Speaking whilst he was in South Gloucestershire, Mr Shapps said:

“The embarrassing delay to the South West Regional Spatial Strategy reveals the extent of the failure of the Government’s target-driven regional planning policy.

This discredited document is actually preventing communities from getting on and building the homes the area needs.

I back South Gloucestershire Council’s calls for the Government to scrap the RSS now. If the Government does not then I want to assure South Gloucestershire residents that a future Conservative Government will do so and allow local people to decide where new homes should go.”

He added:

“We will use cash incentives to encourage new homes to be built in a way that protects the environment and provides the infrastructure to support local communities, rather than letting unelected quangos impose unsustainable development on communities.

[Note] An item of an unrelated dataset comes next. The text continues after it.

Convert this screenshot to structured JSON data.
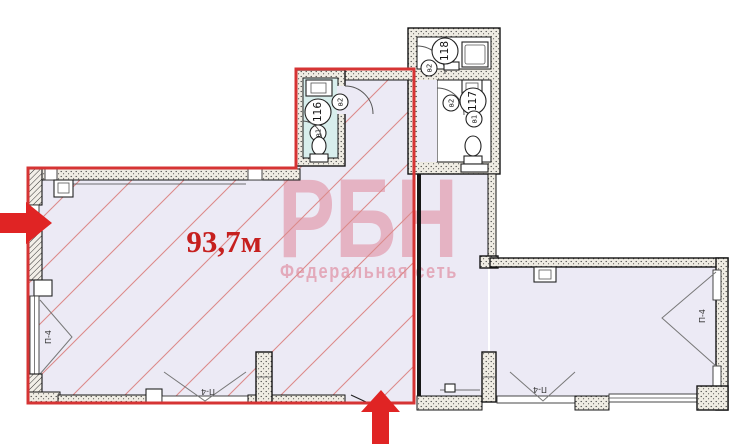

A future Conservative Government will match pound-for-pound the Council Tax revenue received on all new homes for a period of six years and, in order to help fix Labour’s affordable housing crisis, we will guarantee 125 pence for every pound received in Council Tax from new social homes in addition to the money already collected.”

Local campaigner and Conservative councillor Matthew Riddle, who helped launch the district-wide No Way To 33K housing campaign, has welcomed the high-profile backing, saying:

“It is the continuing existence of the RSS that convinces some developers that they can push through unsustainable and damaging planning applications like the sort that we are seeing in Chipping Sodbury, as well as elsewhere.

No green field is safe under the Government’s plans and I am delighted that Mr Shapps is backing our calls for the RSS to be scrapped and for housing and planning powers to be returned to local communities, which is where they belong.

I hope that the other parties on the council will also support this because it will send an important message to Government Ministers that we are united against their harmful plans.”

Conservative councillors are presenting a motion to the next Full Council meeting on 25 November calling on all parties on the council to agree to abolish the RSS.